An interesting study published in the journal Obesity points out that eating more soluble fiber, like that from apples and beans, and moderate exercise will selectively decrease belly fat.1 The authors don’t seem to know why it is selective to belly fat, and not subcutaneous fat (fat just under the skin). I think one reason would be that the intake of high amounts of soluble fiber promotes growth of beneficial bacteria that produce short chain fatty acids, both of which may control some of the inflammation in the gut. Chronic inflammation causes marked increase in insulin resistance, and therefore, storage of more belly fat. Controlling this inflammation is key, and as we see, can be done by consuming soluble fiber.

Here are some recently discovered points that support the above concepts:

  • Eating a high fat and sugar diet decreases the number of beneficial bifidobacteria and increases the number of potentially pathogenic gram negative bacterial species in the gut.
  • As these potentially pathogenic bacteria die they release cell wall lipopolysaccharides (LPS) which happen to also be better absorbed through the gut lining when eating a high-fat, high-sugar, low-fiber diet on a regular basis. The LPS molecules easily pass through the epithelial gut lining and hit the gut immune system where they activate white blood cells including neutrophils, monocytes, and macrophages that all then release inflammatory cytokines: TNF alpha, IL-6 and IL-1 beta. These inflammatory cytokines can trigger inflammation in the small blood vessels throughout the body but probably start with the blood vessels in the intestines, causing endothelial dysfunction. This has been proven by measuring a significant decrease in blood vessel wall flexibility within minutes to hours after eating a high-fat, high-sugar meal.2
  • Conversely, supplementing with bifidobacteria and eating a plant-based, high-fiber diet seems to decrease translocation of LPS through the gut epithelial lining and may help prevent the negative effects of high-fat diet induced metabolic diseases.3
  • The vascular inflammation in and around the intestinal tract, which is 20 or more feet in length, can stimulate stem cells adjacent to the blood vessel walls (known as stem cell pericytes) to develop into fat cells or adipocytes which accumulate wherever there are blood vessels in the abdomen—that’s almost everywhere!
  • The inflammatory fire continues as the abdominal fat, or visceral fat (some people call it VAT) continues to produce more inflammatory cytokines (IL- 6, TNF alpha, etc.) that flow into other blood vessels, stimulating more stem cell conversion into fat cells or adipocytes.
  • It is interesting that both vitamin D and stem cells are stored at high levels in abdominal fat. Perhaps the vitamin D is trying to cool down the inflammation and the stem cells are there to respond according to the body’s information: either make fat or something else.

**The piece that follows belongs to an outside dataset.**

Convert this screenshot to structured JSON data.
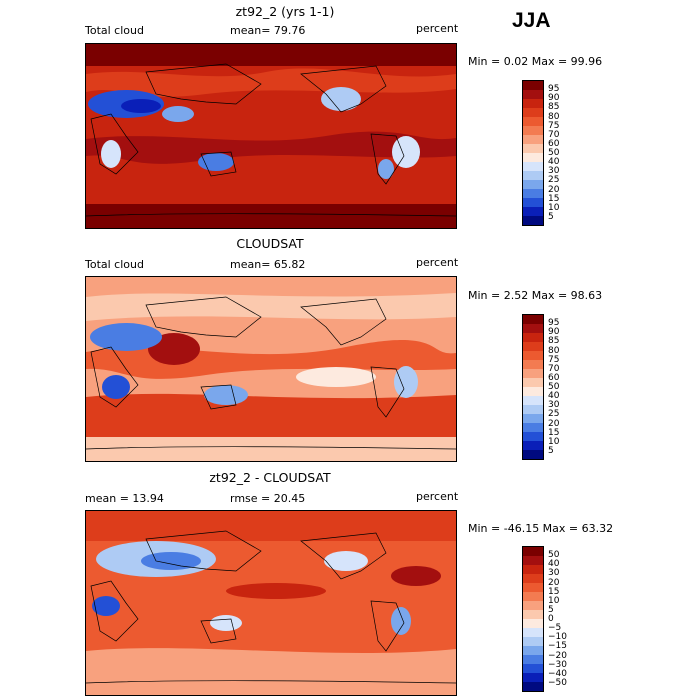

It makes sense that exercise  was found helpful for reducing abdominal fat. Exercise has many benefits. For one, it produces more adiponectin to help reverse the situation. Adiponectin is an anti-inflammatory hormone made in fat that both decreases inflammation in fat and travels to the pancreas to help sensitize and balance the release of insulin which can help reverse metabolic imbalances.

So it is pretty simple—eat your plant-based, high-fiber diet, supplement with probiotics (including good amounts of bifidobacteria), and exercise moderately on a regular basis.  Then be patient. The accumulation of abdominal fat, along with all the problems caused by this fat, including heart attacks and cancer, is reversible.

1.  Hairston KG, et al., “Lifestyle Factors and 5-Year Abdominal Fat Accumulation in a Minority Cohort: The IRAS Family Study.” Obesity (Silver Spring). 2011 Jun 16. doi: 10.1038/oby.2011.171. [Epub ahead of print]

2.  Plotnik GD, et al., “Effect of antioxidant vitamins on the transient impairment of endothelium-dependent brachial artery vasoactivity following a single high-fat meal.” JAMA. 1997 Nov 26;278(20):1682-6.

3.  Cani PD, et al., “Selective increases of bifidobacteria in gut microflora improve high-fat-diet-induced diabetes in mice through a mechanism associated with endotoxaemia.”

Diabetologia. 2007 Nov;50(11):2374-83.